Fewer than 50 percent of boards have skills needed to deal with cyber-security, KPMG study shows
Almost four in five investors would be discouraged from investing in a company that has been hacked in a cyber-attack for fear that compromised information would lower its value, according to research by KPMG.
In a survey of 133 global institutional investors with more than $3 tn in assets under management, 79 percent say they would be ‘discouraged’ from investing in hacked companies, while 86 percent of investors see cyber-security as a growth area.
‘Investors see data breaches as a threat to a company’s material value and feel discouraged in investing in a business that has had its sensitive information compromised,’ says Malcolm Marshall, global head of KPMG’s cyber-security practice, in a press release. ‘Following a number of high-profile breaches, we are seeing global investors waking up to the issue of cyber-security.’
The survey also shows that fewer than 50 percent of the boards shareholders currently invest in have the skills needed to deal with cyber-security, while 43 percent of respondents say boards do not have the skills needed to manage risk and innovation in the digital world. A recent KPMG poll of boards of FTSE 350 companies shows similar results, with 39 percent of the boards saying they are ‘severely lacking’ in their understanding of cyber-risks.

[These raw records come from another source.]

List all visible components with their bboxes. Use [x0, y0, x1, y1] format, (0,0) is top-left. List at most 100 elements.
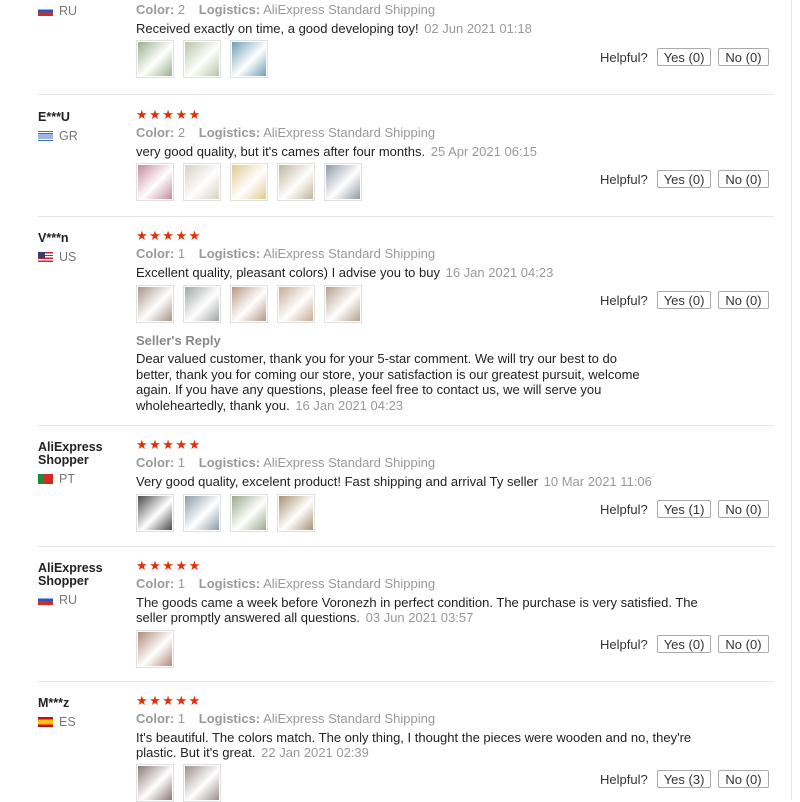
helpful-votes: Helpful? Yes (0) No (0) — [600, 170, 776, 188]
helpful-no-button[interactable]: No (0) — [718, 291, 769, 309]
logistics-label: Logistics: — [198, 246, 261, 261]
country-flag-icon — [38, 131, 53, 141]
reviewer-name: V***n — [38, 231, 69, 245]
review-image-thumbnail[interactable] — [324, 285, 362, 323]
review-image-thumbnail[interactable] — [136, 764, 174, 802]
review-meta: Color: 1 Logistics: AliExpress Standard … — [136, 712, 736, 726]
review-meta: Color: 1 Logistics: AliExpress Standard … — [136, 247, 736, 261]
helpful-yes-button[interactable]: Yes (0) — [656, 48, 712, 66]
logistics-value: AliExpress Standard Shipping — [263, 711, 436, 726]
review-divider — [38, 546, 774, 547]
helpful-yes-button[interactable]: Yes (1) — [656, 500, 712, 518]
review-images — [136, 163, 371, 201]
review-content: ★★★★★ Color: 1 Logistics: AliExpress Sta… — [136, 694, 736, 760]
color-label: Color: — [136, 246, 175, 261]
helpful-votes: Helpful? Yes (0) No (0) — [600, 48, 776, 66]
helpful-label: Helpful? — [600, 171, 648, 187]
review-image-thumbnail[interactable] — [183, 764, 221, 802]
country-code: GR — [59, 129, 78, 143]
seller-reply-title: Seller's Reply — [136, 333, 221, 348]
review-images — [136, 494, 324, 532]
review-image-thumbnail[interactable] — [183, 285, 221, 323]
review-meta: Color: 2 Logistics: AliExpress Standard … — [136, 126, 736, 140]
color-value: 2 — [177, 125, 186, 140]
review-image-thumbnail[interactable] — [136, 163, 174, 201]
helpful-no-button[interactable]: No (0) — [718, 170, 769, 188]
color-label: Color: — [136, 2, 175, 17]
country-flag-icon — [38, 474, 53, 484]
helpful-label: Helpful? — [600, 501, 648, 517]
review-image-thumbnail[interactable] — [230, 163, 268, 201]
logistics-label: Logistics: — [198, 2, 261, 17]
country-code: US — [59, 250, 77, 264]
review-image-thumbnail[interactable] — [183, 40, 221, 78]
review-content: ★★★★★ Color: 1 Logistics: AliExpress Sta… — [136, 438, 736, 490]
color-label: Color: — [136, 125, 175, 140]
review-image-thumbnail[interactable] — [183, 494, 221, 532]
review-date: 16 Jan 2021 04:23 — [445, 265, 554, 280]
review-image-thumbnail[interactable] — [230, 494, 268, 532]
helpful-no-button[interactable]: No (0) — [718, 500, 769, 518]
review-image-thumbnail[interactable] — [136, 285, 174, 323]
review-images — [136, 285, 371, 323]
helpful-yes-button[interactable]: Yes (0) — [656, 170, 712, 188]
review-date: 03 Jun 2021 03:57 — [365, 609, 474, 625]
helpful-yes-button[interactable]: Yes (0) — [656, 291, 712, 309]
review-meta: Color: 2 Logistics: AliExpress Standard … — [136, 3, 736, 17]
review-images — [136, 630, 183, 668]
logistics-label: Logistics: — [198, 711, 261, 726]
helpful-label: Helpful? — [600, 771, 648, 787]
review-image-thumbnail[interactable] — [136, 494, 174, 532]
helpful-yes-button[interactable]: Yes (0) — [656, 635, 712, 653]
seller-reply: Seller's Reply Dear valued customer, tha… — [136, 333, 656, 413]
country-flag-icon — [38, 6, 53, 16]
color-label: Color: — [136, 711, 175, 726]
reviewer-info: RU — [38, 0, 133, 18]
review-image-thumbnail[interactable] — [324, 163, 362, 201]
logistics-value: AliExpress Standard Shipping — [263, 246, 436, 261]
helpful-votes: Helpful? Yes (1) No (0) — [600, 500, 776, 518]
helpful-no-button[interactable]: No (0) — [718, 635, 769, 653]
helpful-no-button[interactable]: No (0) — [718, 48, 769, 66]
reviewer-info: AliExpress Shopper PT — [38, 441, 133, 486]
review-image-thumbnail[interactable] — [136, 630, 174, 668]
review-text: Excellent quality, pleasant colors) I ad… — [136, 265, 706, 281]
country-flag-icon — [38, 252, 53, 262]
review-content: Color: 2 Logistics: AliExpress Standard … — [136, 0, 736, 37]
reviewer-info: E***U GR — [38, 111, 133, 143]
review-body: Received exactly on time, a good develop… — [136, 21, 419, 36]
helpful-votes: Helpful? Yes (0) No (0) — [600, 635, 776, 653]
panel-border — [791, 0, 792, 800]
review-image-thumbnail[interactable] — [277, 494, 315, 532]
logistics-label: Logistics: — [198, 576, 261, 591]
star-rating: ★★★★★ — [136, 107, 202, 122]
review-body: Very good quality, excelent product! Fas… — [136, 474, 539, 489]
review-divider — [38, 94, 774, 95]
country-flag-icon — [38, 717, 53, 727]
reviewer-info: V***n US — [38, 232, 133, 264]
color-value: 1 — [177, 576, 186, 591]
review-body: It's beautiful. The colors match. The on… — [136, 730, 692, 760]
review-text: Very good quality, excelent product! Fas… — [136, 474, 706, 490]
helpful-votes: Helpful? Yes (0) No (0) — [600, 291, 776, 309]
review-image-thumbnail[interactable] — [136, 40, 174, 78]
country-code: ES — [59, 715, 76, 729]
review-content: ★★★★★ Color: 2 Logistics: AliExpress Sta… — [136, 108, 736, 160]
reviewer-country: RU — [38, 593, 133, 607]
review-image-thumbnail[interactable] — [183, 163, 221, 201]
review-divider — [38, 425, 774, 426]
reviewer-country: US — [38, 250, 133, 264]
color-value: 1 — [177, 246, 186, 261]
seller-reply-date: 16 Jan 2021 04:23 — [295, 397, 404, 413]
review-date: 10 Mar 2021 11:06 — [543, 474, 652, 489]
review-image-thumbnail[interactable] — [277, 163, 315, 201]
color-label: Color: — [136, 455, 175, 470]
review-image-thumbnail[interactable] — [230, 285, 268, 323]
seller-reply-text: Dear valued customer, thank you for your… — [136, 351, 656, 413]
helpful-no-button[interactable]: No (0) — [718, 770, 769, 788]
review-body: Excellent quality, pleasant colors) I ad… — [136, 265, 440, 280]
star-rating: ★★★★★ — [136, 228, 202, 243]
helpful-yes-button[interactable]: Yes (3) — [656, 770, 712, 788]
review-image-thumbnail[interactable] — [230, 40, 268, 78]
review-image-thumbnail[interactable] — [277, 285, 315, 323]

To ease investors’ concerns and better address growing cyber-security risks, Marshall suggests companies start approaching cyber-security as a business risk issue and not just as a matter for the IT department. He says boards should also ensure they have cyber-security expertise and devote time regularly to the discussions of online security.
Individual directors, Marshall says, should develop an understanding of the legal risks to their company posed by potential cyber-attacks and set an expectation that management develop a company-wide cyber-risk management framework and devote sufficient staffing and budget to it.